Get Into My Car: The Congested Future of Worldwide Auto Ownership
Given everything we hear about China’s economic miracle, you might think its vehicle ownership rate is about the same as that of the U.S. If so, you’d be partly right. China’s vehicle ownership rate is indeed the same as the U.S. rate — in 1916.
We’ve bought a lot of cars since then. So unless everything we know about the history of motorization is wrong, in the decades ahead China will too. And the impact of this will be large — not just there but here as well.
Just how many cars are we talking about? A recent paper by Joyce Dargay, Dermot Gately and Martin Sommer hazards some guesses.
You probably won’t fall out of your chair to learn there is a strong historical link between national income and national auto ownership levels. However, that pattern is not linear. Motorization proceeds at a pace that depends on the absolute level of a nation’s economic development.
Poor countries purchase few autos because very few people, even the relatively wealthy, can afford them. Up to national per capita GDP levels of about $4,000 (2010 dollars, GDP at PPP), the growth in car ownership has historically been quite low. For reference, $4,000 is about the per capita GDP of Honduras or the Philippines.
At about $4,000 a threshold gets passed. At this level nations begin to see the birth and development of a middle class (particularly, as Mark Kutzbach has pointed out in Access magazine, in nations with a fairly even distribution of income). So at $4,000 per capita GDP, auto ownership takes off, rising twice as fast as per capita income.
This rapid motorization slows when GDP/person hits around $14,000 (about the level of Mexico, Russia or Turkey); at that point, vehicle ownership continues to rise, but only at the rate of GDP/person growth.
Finally, at high national incomes (above perhaps $30,000, about the level of Italy, Spain or South Korea) auto ownership begins to saturate and level off. U.S. per capita vehicle levels have basically hit a plateau at about 800 per 1000 residents; since this is more vehicles than we have licensed drivers, we simply cannot handle more cars, except to the extent that our population grows.
Other rich nations have somewhat lower vehicle ownership levels than we do, but they are also starting to see the growth slow. The authors see European and other OECD nations peaking at about 650-800 vehicles, depending in part on their population densities and urbanization levels (less of each means more cars.)
And China? Currently its per capita GDP is about $7,500. That’s lower than that of Jamaica or the Dominican Republic (surprised?) and puts them right in the middle of the rapid motorization phase. Between 1960 and 2002 China rose from 0.38 to 16 vehicles owned per 1000 people.

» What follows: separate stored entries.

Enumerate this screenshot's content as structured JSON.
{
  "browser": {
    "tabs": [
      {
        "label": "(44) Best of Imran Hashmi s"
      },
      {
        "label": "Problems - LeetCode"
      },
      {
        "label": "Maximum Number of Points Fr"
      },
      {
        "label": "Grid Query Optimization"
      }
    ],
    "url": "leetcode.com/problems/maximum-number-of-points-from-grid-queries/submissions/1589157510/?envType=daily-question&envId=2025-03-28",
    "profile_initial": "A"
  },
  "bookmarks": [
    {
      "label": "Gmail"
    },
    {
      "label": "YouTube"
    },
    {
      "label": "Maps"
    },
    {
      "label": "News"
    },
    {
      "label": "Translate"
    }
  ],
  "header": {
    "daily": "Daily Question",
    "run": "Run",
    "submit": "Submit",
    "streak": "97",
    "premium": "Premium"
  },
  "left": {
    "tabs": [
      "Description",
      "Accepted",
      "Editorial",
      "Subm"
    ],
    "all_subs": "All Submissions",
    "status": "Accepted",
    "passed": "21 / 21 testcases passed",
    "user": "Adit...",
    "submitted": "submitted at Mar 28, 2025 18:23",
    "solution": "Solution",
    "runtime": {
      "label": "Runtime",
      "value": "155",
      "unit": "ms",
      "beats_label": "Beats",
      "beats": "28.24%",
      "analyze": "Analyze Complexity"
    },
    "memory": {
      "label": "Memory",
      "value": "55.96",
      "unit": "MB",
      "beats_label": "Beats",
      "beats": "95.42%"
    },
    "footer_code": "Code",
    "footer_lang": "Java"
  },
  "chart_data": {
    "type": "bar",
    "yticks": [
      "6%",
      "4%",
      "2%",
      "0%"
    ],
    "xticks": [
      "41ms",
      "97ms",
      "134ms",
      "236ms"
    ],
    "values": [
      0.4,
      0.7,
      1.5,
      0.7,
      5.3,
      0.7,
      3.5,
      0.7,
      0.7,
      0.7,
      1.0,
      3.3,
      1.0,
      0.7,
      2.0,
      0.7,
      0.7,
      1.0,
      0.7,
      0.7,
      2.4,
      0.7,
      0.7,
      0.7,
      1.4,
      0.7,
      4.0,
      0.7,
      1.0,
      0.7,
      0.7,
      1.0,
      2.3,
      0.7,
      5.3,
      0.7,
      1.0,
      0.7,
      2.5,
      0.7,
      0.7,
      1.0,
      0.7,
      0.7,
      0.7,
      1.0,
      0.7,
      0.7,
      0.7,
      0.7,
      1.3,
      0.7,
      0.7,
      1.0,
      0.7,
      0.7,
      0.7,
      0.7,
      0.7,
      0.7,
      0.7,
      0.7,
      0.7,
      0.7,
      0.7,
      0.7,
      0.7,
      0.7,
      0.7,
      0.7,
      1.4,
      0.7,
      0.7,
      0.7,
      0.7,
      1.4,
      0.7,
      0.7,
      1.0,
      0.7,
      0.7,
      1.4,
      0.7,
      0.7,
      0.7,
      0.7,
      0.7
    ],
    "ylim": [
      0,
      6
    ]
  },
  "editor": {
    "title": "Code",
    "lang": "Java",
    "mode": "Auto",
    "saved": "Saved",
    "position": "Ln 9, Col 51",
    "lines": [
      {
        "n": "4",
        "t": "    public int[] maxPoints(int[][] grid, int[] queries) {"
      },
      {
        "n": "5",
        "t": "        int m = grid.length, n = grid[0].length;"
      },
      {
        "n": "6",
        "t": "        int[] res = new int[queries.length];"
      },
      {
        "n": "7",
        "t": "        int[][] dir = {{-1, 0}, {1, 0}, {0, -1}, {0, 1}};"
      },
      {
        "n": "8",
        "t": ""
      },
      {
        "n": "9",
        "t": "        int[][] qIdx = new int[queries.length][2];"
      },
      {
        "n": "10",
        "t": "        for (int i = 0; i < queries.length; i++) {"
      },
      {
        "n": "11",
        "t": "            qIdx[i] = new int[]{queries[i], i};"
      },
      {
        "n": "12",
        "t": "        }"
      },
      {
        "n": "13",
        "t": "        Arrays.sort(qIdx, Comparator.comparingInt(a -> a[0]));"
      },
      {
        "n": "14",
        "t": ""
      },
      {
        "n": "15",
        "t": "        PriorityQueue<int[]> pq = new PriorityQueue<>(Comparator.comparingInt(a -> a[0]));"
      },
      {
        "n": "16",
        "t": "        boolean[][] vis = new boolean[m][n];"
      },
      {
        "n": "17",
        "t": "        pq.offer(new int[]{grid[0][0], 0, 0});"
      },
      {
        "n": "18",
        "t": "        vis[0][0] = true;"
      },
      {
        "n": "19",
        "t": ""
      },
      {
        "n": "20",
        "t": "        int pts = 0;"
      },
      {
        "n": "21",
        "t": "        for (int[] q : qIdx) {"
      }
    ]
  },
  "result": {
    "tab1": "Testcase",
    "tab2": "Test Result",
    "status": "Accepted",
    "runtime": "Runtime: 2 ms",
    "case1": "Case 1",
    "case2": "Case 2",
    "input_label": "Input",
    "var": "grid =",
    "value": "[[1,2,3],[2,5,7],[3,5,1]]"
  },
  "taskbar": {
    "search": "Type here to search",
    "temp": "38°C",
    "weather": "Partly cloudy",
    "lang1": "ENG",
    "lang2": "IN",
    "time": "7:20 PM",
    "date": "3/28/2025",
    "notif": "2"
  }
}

Then, in the short period from 2002 to 2008, Chinese vehicle ownership more than doubled, to 37 vehicles per 1000. And that explosive growth rate seems set to continue into the distant future. The authors predict that by 2030, China will rise to an ownership rate of 269 vehicles per 1000 people.
It really wouldn’t be fair to talk about China without throwing India into the mix. Although the media sometimes makes it sound as if Indians are all a bunch of computer programming yuppies tooling around in sports cars thanks to the American jobs they’ve “stolen,” the sad reality is that despite India’s recent economic gains, as a group, the richest five percent of Indians have the approximate wealth level of the poorest five percent of Americans.
So with a per capita income of $3,300, India is just now beginning to reach the very first stages of mass motorization. It is lagging somewhat behind China, but still the authors predict its per capita vehicles level will rise from about 15 per 1000 people today, to 110 in 2030.
These per capita figures are large, and when multiplied by the gigantic populations of those two countries, the projected increases in total vehicles are colossal. The authors predict that by 2030 China and India will add about twice as many cars as the total number we currently have in the U.S.
By the way, we’re also going to see rapid growth in car ownership in other middle-income countries like Indonesia, Thailand, and Brazil. Those three countries alone are projected to add about half as many vehicles as we currently own in the U.S. between 2003 and 2030.
The bottom line is that vehicle ownership worldwide is expected to rise from about 800 million in 2002 to about 2 billion in 2030. And even then, Asia will only be at 15-45 percent of vehicle saturation levels, so rapid growth will continue into the distant future.
Prognostications of this sort are, of course, always dangerous. Rising congestion and fuel prices, or draconian government anti-auto policies, might slow the growth of motorization in the developing world. But past experience has almost universally proven that it’s impossible to put the auto back in the bag; even nations with excellent public transportation and hosts of anti-auto policies, like Japan or many places in Europe, have auto ownership levels that are fifteen to twenty times China’s today. Building a few light rail lines is not going to stem the tide.